Le conseiller spécial de Donald Trump pour l’Afrique, Massad Boulos a mis en garde contre le soutien financier et militaire extérieur, qui alimente le conflit et risque d’entraîner davantage les États voisins dans la guerre. Devant le Conseil de sécurité de l’ONU, il a exigé le renforcement du régime de sanctions contre le Soudan.
Le « Monsieur Afrique » de Donald Trump a indiqué que son pays a proposé d’étendre l’embargo sur les armes à l’ensemble du Soudan, couvrant explicitement les véhicules aériens sans pilote et la technologie connexe, d’augmenter le nombre d’experts au sein du panel 1591, qui aide le Comité à surveiller la mise en œuvre du régime de sanctions établi en vertu de la résolution 1591, et de renforcer la coopération avec d’autres panels de sanctions dans la région.
« La brutalité de la guerre menée par les Forces de soutien rapide et les Forces armées soudanaises a discrédité leurs prétentions à être des gouverneurs légitimes du peuple soudanais », a déclaré Massad Boulos.
Le conflit au Soudan s’aggrave et les souffrances des civils s’intensifient. La secrétaire générale adjointe de l’ONU aux affaires politiques et à la consolidation de la paix, Rosemary DiCarlo, a averti que le bilan réel des morts se chiffre probablement en centaines de milliers et que 13 millions de personnes ont été déplacées par des atrocités généralisées, notamment des massacres, des violences sexuelles, le recrutement d’enfants, des attaques contre des hôpitaux et des frappes de drones contre des infrastructures civiles.

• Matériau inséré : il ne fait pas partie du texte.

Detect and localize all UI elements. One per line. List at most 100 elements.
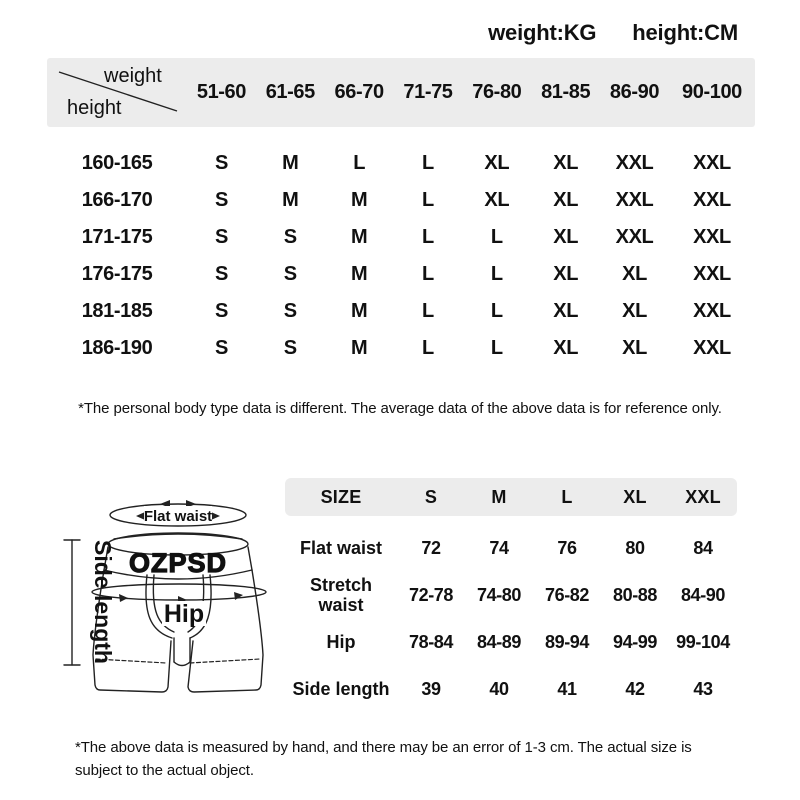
size-value-cell: M — [350, 226, 368, 248]
height-row-label: 186-190 — [81, 337, 153, 359]
size-value-cell: XL — [553, 263, 579, 285]
measurement-value-cell: 84 — [693, 538, 713, 558]
size-value-cell: S — [214, 226, 228, 248]
size-value-cell: XL — [622, 337, 647, 359]
size-value-cell: M — [350, 337, 368, 359]
weight-column-header: 61-65 — [265, 81, 316, 103]
size-value-cell: L — [422, 189, 434, 211]
size-value-cell: L — [422, 337, 434, 359]
size-column-header: S — [424, 486, 438, 507]
size-value-cell: S — [283, 263, 297, 285]
size-column-header: XXL — [685, 486, 721, 507]
table-row: 186-190 S S M L L XL XL XXL — [47, 330, 755, 367]
measurement-value-cell: 78-84 — [408, 632, 454, 652]
table-row: 171-175 S S M L L XL XXL XXL — [47, 219, 755, 256]
side-length-label: Side length — [90, 540, 116, 664]
footnote-bottom: *The above data is measured by hand, and… — [75, 739, 692, 780]
height-row-label: 166-170 — [81, 189, 153, 211]
size-value-cell: L — [490, 337, 503, 359]
height-row-label: 181-185 — [81, 300, 153, 322]
size-lookup-table: weight height 51-60 61-65 66-70 71-75 76… — [47, 58, 755, 367]
measurement-value-cell: 84-90 — [680, 585, 726, 605]
size-value-cell: L — [490, 226, 503, 248]
size-value-cell: S — [214, 337, 228, 359]
boxer-shorts-illustration: Flat waist OZPSD Hip Side length — [63, 500, 267, 693]
size-value-cell: XL — [484, 152, 510, 174]
size-value-cell: L — [353, 152, 366, 174]
size-value-cell: XXL — [693, 263, 731, 285]
size-value-cell: XXL — [615, 152, 654, 174]
weight-column-header: 51-60 — [196, 81, 247, 103]
size-value-cell: XXL — [693, 226, 731, 248]
size-value-cell: XL — [553, 226, 579, 248]
weight-column-header: 76-80 — [472, 81, 522, 103]
size-value-cell: M — [350, 300, 368, 322]
height-row-label: 176-175 — [81, 263, 153, 285]
size-value-cell: XXL — [693, 300, 731, 322]
hip-label: Hip — [164, 600, 204, 628]
table-row: Flat waist 72 74 76 80 84 — [285, 525, 737, 572]
measurement-header-row: SIZE S M L XL XXL — [285, 478, 737, 516]
measurement-row-label: Stretch waist — [309, 574, 372, 615]
table-row: Hip 78-84 84-89 89-94 94-99 99-104 — [285, 619, 737, 666]
weight-column-header: 71-75 — [403, 81, 453, 103]
units-legend: weight:KG height:CM — [488, 20, 738, 46]
measurement-value-cell: 41 — [557, 679, 577, 699]
measurement-value-cell: 99-104 — [676, 632, 730, 652]
size-value-cell: S — [214, 300, 228, 322]
measure-arrow-icons — [119, 500, 243, 604]
measurement-value-cell: 42 — [625, 679, 645, 699]
size-value-cell: M — [350, 263, 368, 285]
measurement-body: Flat waist 72 74 76 80 84 Stretch waist … — [285, 525, 737, 713]
size-value-cell: S — [283, 226, 297, 248]
measurement-value-cell: 74 — [489, 538, 509, 558]
size-value-cell: L — [490, 300, 503, 322]
size-value-cell: L — [490, 263, 503, 285]
size-column-header: SIZE — [320, 486, 362, 507]
table-row: 160-165 S M L L XL XL XXL XXL — [47, 145, 755, 182]
size-value-cell: XXL — [693, 189, 731, 211]
size-value-cell: S — [214, 152, 228, 174]
height-row-label: 171-175 — [81, 226, 153, 248]
measurement-value-cell: 40 — [489, 679, 509, 699]
measurement-row-label: Hip — [326, 631, 356, 652]
weight-column-header: 81-85 — [541, 81, 591, 103]
size-value-cell: L — [422, 152, 434, 174]
size-column-header: XL — [623, 486, 647, 507]
size-value-cell: M — [350, 189, 368, 211]
measurement-row-label: Flat waist — [299, 537, 383, 558]
measurement-table: SIZE S M L XL XXL Flat waist 72 74 76 80… — [285, 478, 737, 713]
size-value-cell: M — [282, 189, 299, 211]
size-value-cell: L — [422, 263, 434, 285]
size-value-cell: L — [422, 300, 434, 322]
measurement-value-cell: 43 — [693, 679, 713, 699]
footnote-top: *The personal body type data is differen… — [78, 400, 722, 417]
measurement-value-cell: 39 — [421, 679, 441, 699]
size-value-cell: S — [283, 337, 297, 359]
measurement-value-cell: 84-89 — [476, 632, 522, 652]
size-value-cell: XL — [622, 263, 647, 285]
measurement-value-cell: 72 — [421, 538, 441, 558]
corner-height-label: height — [67, 97, 122, 119]
size-column-header: M — [491, 486, 507, 507]
size-value-cell: XL — [484, 189, 510, 211]
weight-column-header: 66-70 — [334, 81, 385, 103]
weight-column-header: 90-100 — [682, 81, 742, 103]
product-diagram: Flat waist OZPSD Hip Side length — [50, 475, 285, 710]
size-value-cell: S — [214, 189, 228, 211]
measurement-row-label: Side length — [292, 678, 390, 699]
weight-column-header: 86-90 — [609, 81, 660, 103]
size-value-cell: S — [214, 263, 228, 285]
measurement-value-cell: 94-99 — [612, 632, 658, 652]
weight-unit-label: weight:KG — [488, 20, 597, 45]
size-lookup-body: 160-165 S M L L XL XL XXL XXL 166-170 S … — [47, 145, 755, 367]
flat-waist-label: Flat waist — [144, 508, 212, 525]
measurement-value-cell: 89-94 — [544, 632, 590, 652]
size-column-header: L — [561, 486, 573, 507]
measurement-value-cell: 80-88 — [612, 585, 658, 605]
measurement-value-cell: 74-80 — [476, 585, 522, 605]
size-value-cell: XL — [553, 300, 579, 322]
table-row: 181-185 S S M L L XL XL XXL — [47, 293, 755, 330]
size-value-cell: M — [282, 152, 299, 174]
size-value-cell: XXL — [693, 337, 731, 359]
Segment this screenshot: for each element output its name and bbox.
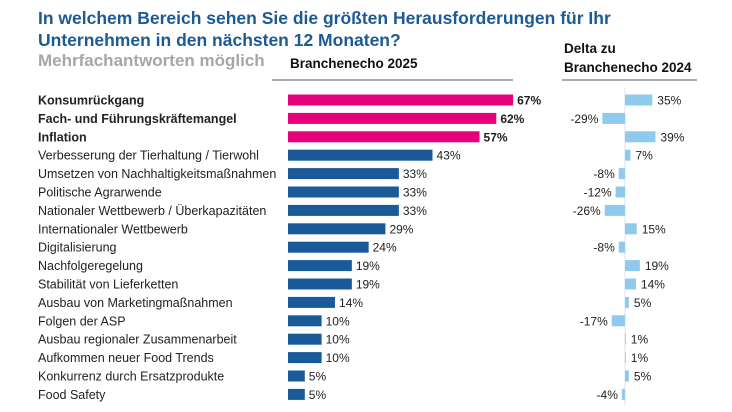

De son côté, le coordonnateur des secours d’urgence, Tom Fletcher, a déclaré que plus des deux tiers des civils soudanais ont un besoin urgent d’aide vitale, mais que celle-ci est entravée par le manque d’action et les difficultés d’accès.
Parallèlement, l’ambassadeur du Soudan a déclaré que son gouvernement avait mis en place un mécanisme national de protection des civils et facilitait le retour des personnes déplacées, avec 5,8 millions de retours volontaires enregistrés à la fin du mois de juin et d’autres attendus d’ici la fin de l’année.
« Le gouvernement du Soudan est déterminé à remplir ses obligations durant la guerre afin de protéger au mieux ses citoyens », a déclaré l’ambassadeur Al-Harith Idriss Al-Harith Mohamed, expliquant cela comprend la protection physique contre la violence directe et la création de conditions garantissant les droits civils et les services essentiels.